Decide qué sistema guarda cada dato
Cuando dos herramientas modifican el mismo dato sin reglas claras, aparecen diferencias. Decide qué sistema es responsable de cada información importante.
Por ejemplo, el CRM puede ser la fuente principal de los datos comerciales y el sistema de facturación la fuente de importes y pagos. Las demás aplicaciones consultan o reciben esa información, pero no compiten por corregirla.
Define el contrato de datos
Antes de conectar una API, acuerda qué campos viajan, en qué formato, cuáles son obligatorios y cómo se identifica cada registro. También conviene decidir qué ocurre cuando un valor llega vacío, duplicado o con un formato inesperado.
Un pequeño diccionario de datos evita muchas decisiones improvisadas durante el desarrollo y facilita que otra persona mantenga la integración más adelante.
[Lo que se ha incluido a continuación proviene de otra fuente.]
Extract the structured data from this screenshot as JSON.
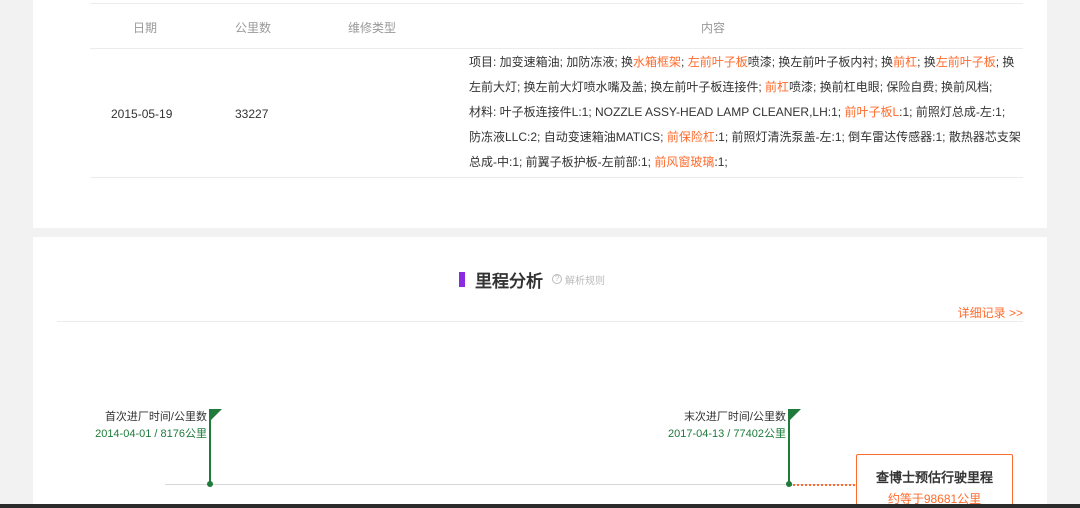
{
  "table": {
    "headers": {
      "date": "日期",
      "mileage": "公里数",
      "type": "维修类型",
      "content": "内容"
    },
    "row": {
      "date": "2015-05-19",
      "mileage": "33227",
      "type": "",
      "lines": [
        [
          {
            "t": "项目: 加变速箱油; 加防冻液; 换"
          },
          {
            "t": "水箱框架",
            "hl": true
          },
          {
            "t": "; "
          },
          {
            "t": "左前叶子板",
            "hl": true
          },
          {
            "t": "喷漆; 换左前叶子板内衬; 换"
          },
          {
            "t": "前杠",
            "hl": true
          },
          {
            "t": "; 换"
          },
          {
            "t": "左前叶子板",
            "hl": true
          },
          {
            "t": "; 换"
          }
        ],
        [
          {
            "t": "左前大灯; 换左前大灯喷水嘴及盖; 换左前叶子板连接件; "
          },
          {
            "t": "前杠",
            "hl": true
          },
          {
            "t": "喷漆; 换前杠电眼; 保险自费; 换前风档;"
          }
        ],
        [
          {
            "t": "材料:  叶子板连接件L:1; NOZZLE ASSY-HEAD LAMP CLEANER,LH:1; "
          },
          {
            "t": "前叶子板L",
            "hl": true
          },
          {
            "t": ":1; 前照灯总成-左:1;"
          }
        ],
        [
          {
            "t": "防冻液LLC:2; 自动变速箱油MATICS; "
          },
          {
            "t": "前保险杠",
            "hl": true
          },
          {
            "t": ":1; 前照灯清洗泵盖-左:1; 倒车雷达传感器:1; 散热器芯支架"
          }
        ],
        [
          {
            "t": "总成-中:1; 前翼子板护板-左前部:1; "
          },
          {
            "t": "前风窗玻璃",
            "hl": true
          },
          {
            "t": ":1;"
          }
        ]
      ]
    }
  },
  "mileage": {
    "title": "里程分析",
    "rule_link": "解析规则",
    "detail_link": "详细记录 >>",
    "first": {
      "label": "首次进厂时间/公里数",
      "value": "2014-04-01 / 8176公里"
    },
    "last": {
      "label": "末次进厂时间/公里数",
      "value": "2017-04-13 / 77402公里"
    },
    "estimate": {
      "title": "查博士预估行驶里程",
      "value": "约等于98681公里"
    }
  },
  "colors": {
    "accent": "#ff6b2c",
    "green": "#1e7b3a",
    "purple": "#8a2be2"
  }
}
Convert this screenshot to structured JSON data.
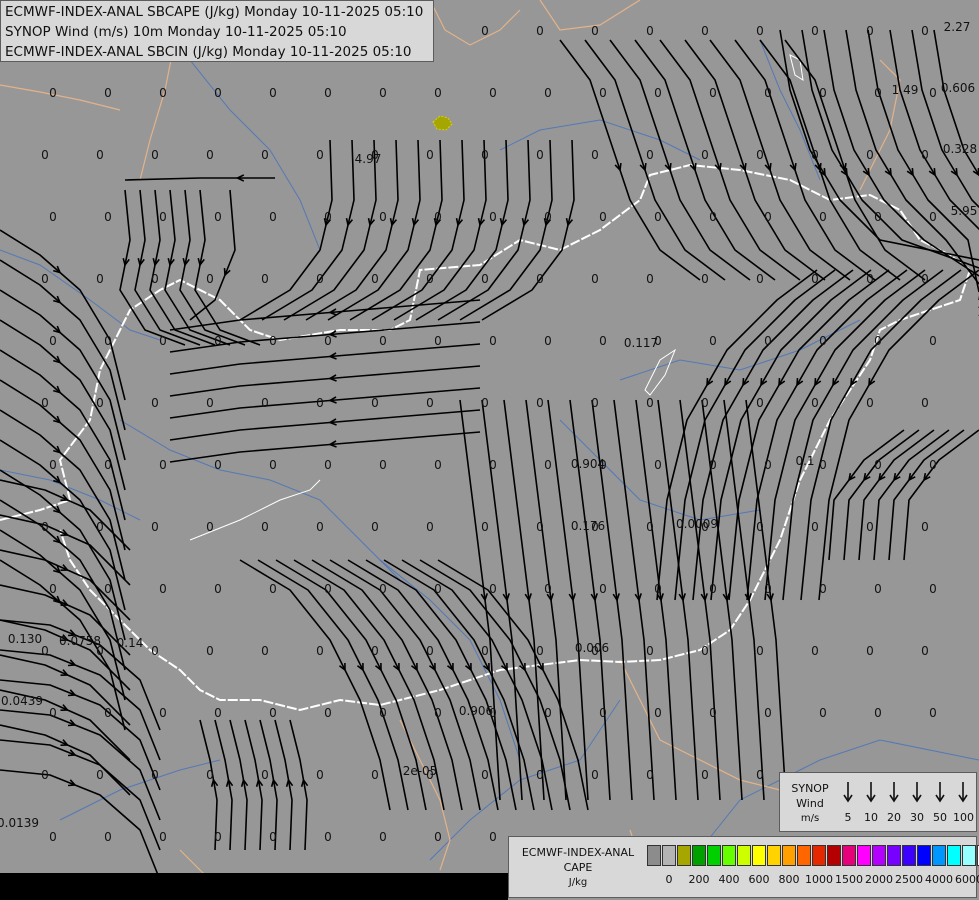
{
  "info_panel": {
    "line1": "ECMWF-INDEX-ANAL SBCAPE (J/kg) Monday 10-11-2025 05:10",
    "line2": "SYNOP Wind (m/s) 10m Monday 10-11-2025 05:10",
    "line3": "ECMWF-INDEX-ANAL SBCIN (J/kg) Monday 10-11-2025 05:10"
  },
  "wind_legend": {
    "title_line1": "SYNOP",
    "title_line2": "Wind",
    "title_line3": "m/s",
    "values": [
      "5",
      "10",
      "20",
      "30",
      "50",
      "100"
    ]
  },
  "cape_legend": {
    "title_line1": "ECMWF-INDEX-ANAL",
    "title_line2": "CAPE",
    "title_line3": "J/kg",
    "tick_labels": [
      "0",
      "200",
      "400",
      "600",
      "800",
      "1000",
      "1500",
      "2000",
      "2500",
      "4000",
      "6000"
    ],
    "colors": [
      "#8c8c8c",
      "#b4b4b4",
      "#a6a600",
      "#00a000",
      "#00d000",
      "#66ff00",
      "#ccff00",
      "#ffff00",
      "#ffd200",
      "#ffa000",
      "#ff6600",
      "#e62800",
      "#b40000",
      "#e6007a",
      "#ff00ff",
      "#b400ff",
      "#7800ff",
      "#3c00ff",
      "#0000ff",
      "#0096ff",
      "#00ffff",
      "#96ffff",
      "#ffffff"
    ]
  },
  "colors": {
    "background": "#979797",
    "border_country": "#ffffff",
    "border_region": "#e2b38a",
    "rivers": "#3d6fbf",
    "streamlines": "#000000"
  },
  "map_labels": [
    "0.0139",
    "0.0439",
    "0.130",
    "0.0758",
    "0.14",
    "2e-05",
    "0.906",
    "0.006",
    "0.176",
    "0.0009",
    "0.904",
    "0.117",
    "4.97",
    "1.49",
    "0.606",
    "0.328",
    "5.95",
    "2.27",
    "0.1"
  ]
}
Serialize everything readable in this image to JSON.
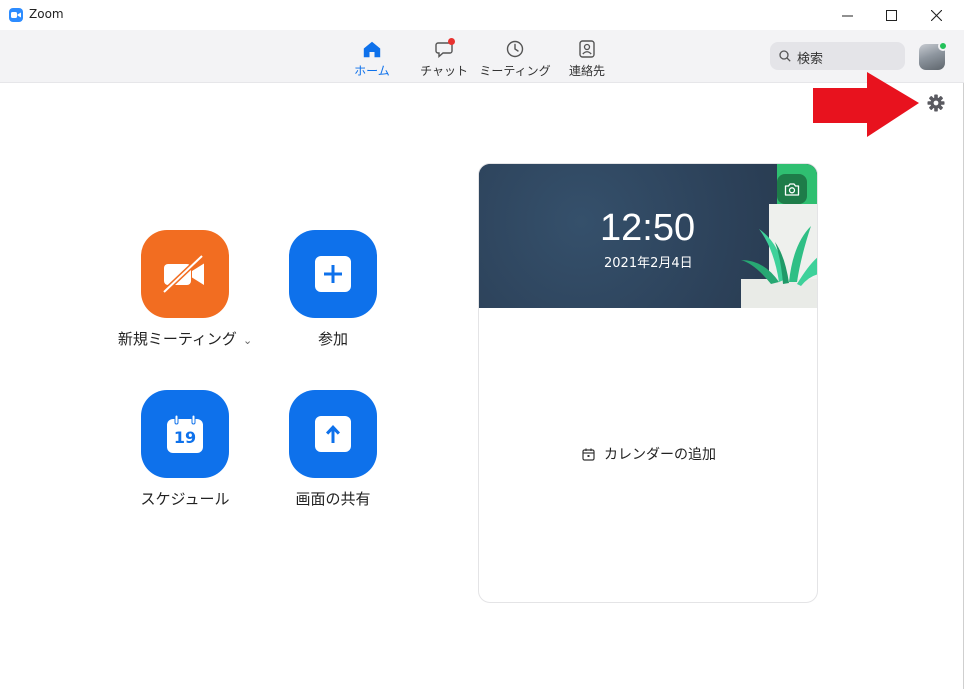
{
  "window": {
    "title": "Zoom"
  },
  "nav": {
    "tabs": [
      {
        "label": "ホーム",
        "icon": "home-icon",
        "active": true
      },
      {
        "label": "チャット",
        "icon": "chat-icon",
        "active": false
      },
      {
        "label": "ミーティング",
        "icon": "clock-icon",
        "active": false
      },
      {
        "label": "連絡先",
        "icon": "contacts-icon",
        "active": false
      }
    ]
  },
  "search": {
    "label": "検索"
  },
  "actions": {
    "new_meeting": "新規ミーティング",
    "join": "参加",
    "schedule": "スケジュール",
    "share_screen": "画面の共有"
  },
  "calendar_icon_day": "19",
  "clock": {
    "time": "12:50",
    "date": "2021年2月4日"
  },
  "calendar": {
    "add_label": "カレンダーの追加"
  },
  "colors": {
    "accent": "#0e71eb",
    "orange": "#f26d21",
    "arrow": "#e8121e"
  }
}
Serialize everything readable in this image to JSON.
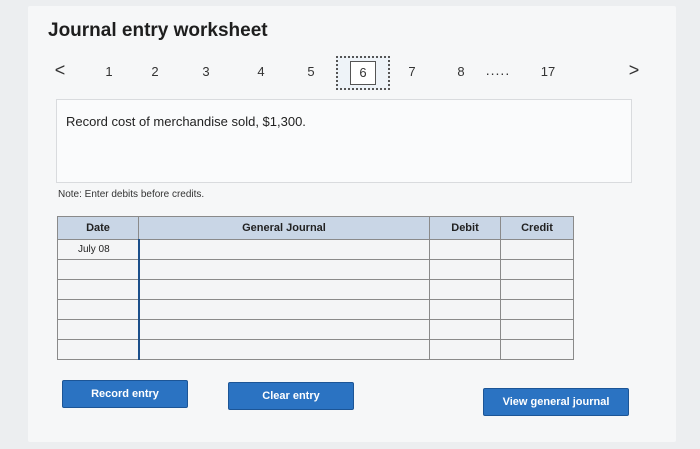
{
  "title": "Journal entry worksheet",
  "pager": {
    "prev": "<",
    "next": ">",
    "pages": [
      "1",
      "2",
      "3",
      "4",
      "5",
      "6",
      "7",
      "8",
      "17"
    ],
    "active": "6",
    "ellipsis": "....."
  },
  "instruction": "Record cost of merchandise sold, $1,300.",
  "note": "Note: Enter debits before credits.",
  "table": {
    "headers": {
      "date": "Date",
      "journal": "General Journal",
      "debit": "Debit",
      "credit": "Credit"
    },
    "rows": [
      {
        "date": "July 08",
        "journal": "",
        "debit": "",
        "credit": ""
      },
      {
        "date": "",
        "journal": "",
        "debit": "",
        "credit": ""
      },
      {
        "date": "",
        "journal": "",
        "debit": "",
        "credit": ""
      },
      {
        "date": "",
        "journal": "",
        "debit": "",
        "credit": ""
      },
      {
        "date": "",
        "journal": "",
        "debit": "",
        "credit": ""
      },
      {
        "date": "",
        "journal": "",
        "debit": "",
        "credit": ""
      }
    ]
  },
  "buttons": {
    "record": "Record entry",
    "clear": "Clear entry",
    "view": "View general journal"
  },
  "colors": {
    "accent": "#2b73c2",
    "header_bg": "#c9d6e6"
  }
}
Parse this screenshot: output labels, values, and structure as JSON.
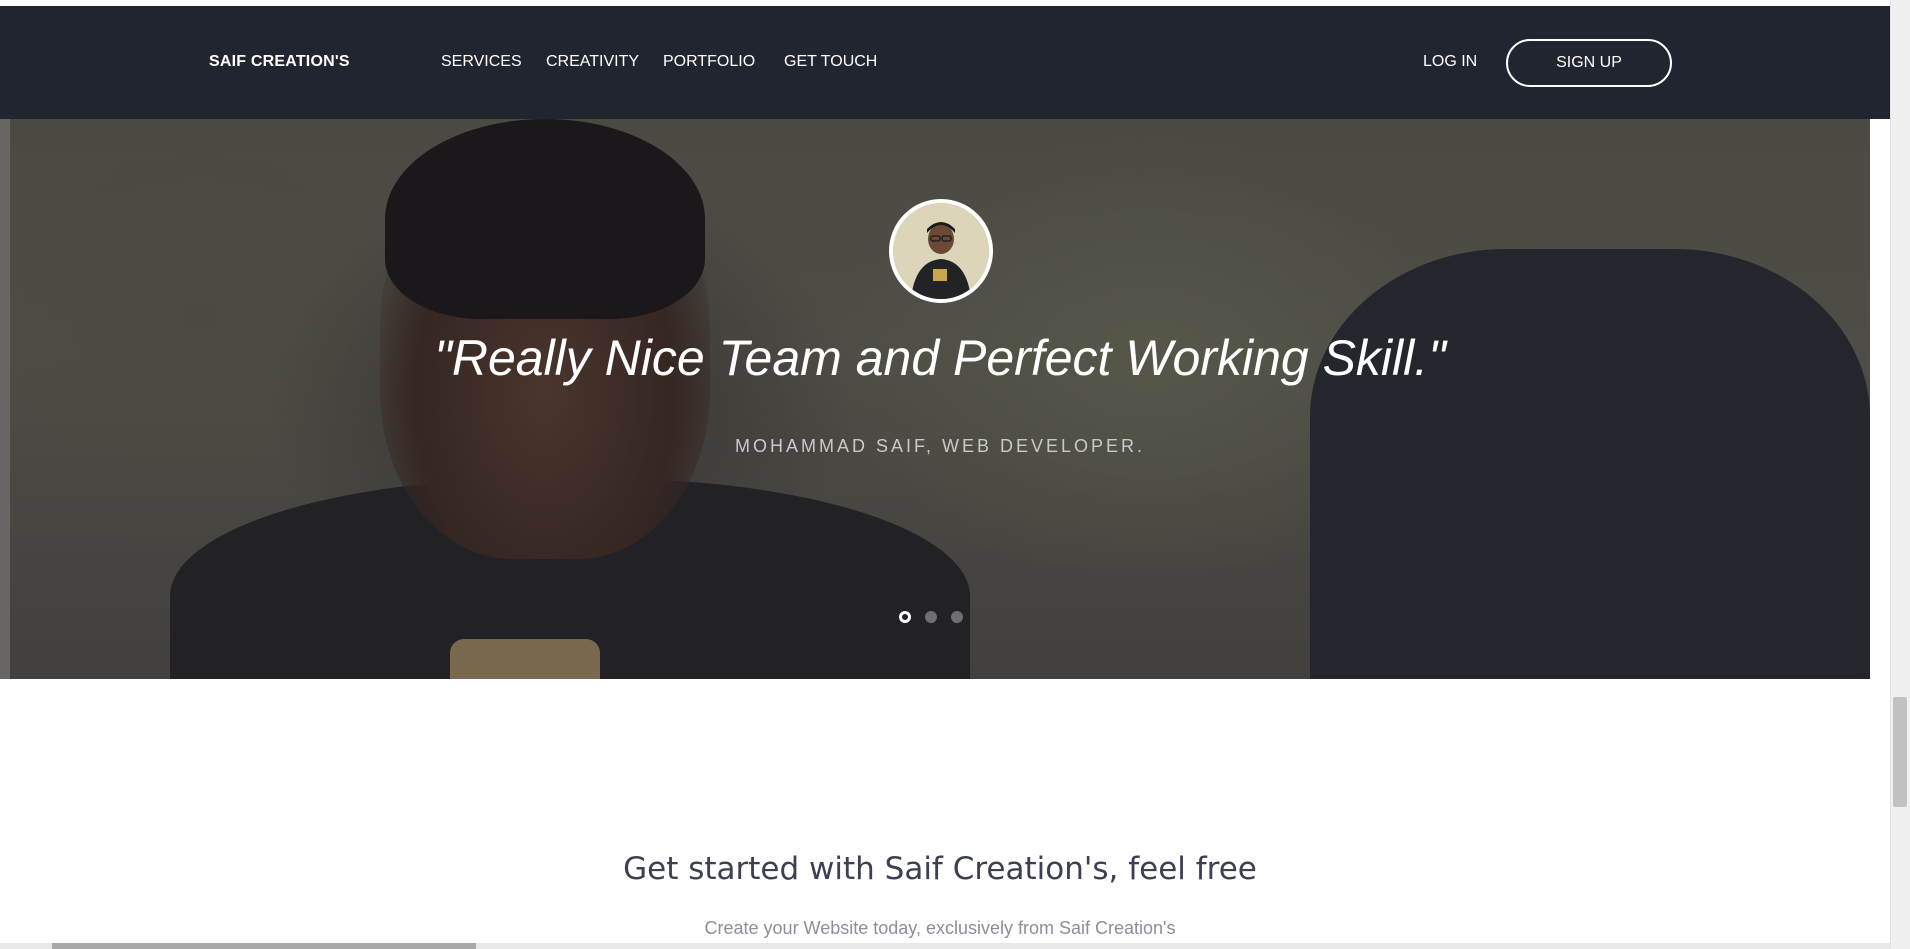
{
  "navbar": {
    "brand": "SAIF CREATION'S",
    "links": [
      "SERVICES",
      "CREATIVITY",
      "PORTFOLIO",
      "GET TOUCH"
    ],
    "login_label": "LOG IN",
    "signup_label": "SIGN UP"
  },
  "hero": {
    "quote": "\"Really Nice Team and Perfect Working Skill.\"",
    "author": "MOHAMMAD SAIF, WEB DEVELOPER.",
    "slides": {
      "count": 3,
      "active_index": 0
    }
  },
  "cta": {
    "title": "Get started with Saif Creation's, feel free",
    "subtitle": "Create your Website today, exclusively from Saif Creation's"
  },
  "colors": {
    "navbar_bg": "#212530",
    "text_dark": "#3c4050",
    "text_muted": "#8a8f9c"
  }
}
- Identificador único de cada registro
- Formato de fechas, monedas y zonas horarias
- Campos obligatorios y valores permitidos
- Regla para actualizaciones y eliminaciones
Controla errores desde el inicio
Toda conexión puede fallar por un cambio, un límite o una caída temporal. Lo importante es detectarlo rápido y saber qué información quedó pendiente.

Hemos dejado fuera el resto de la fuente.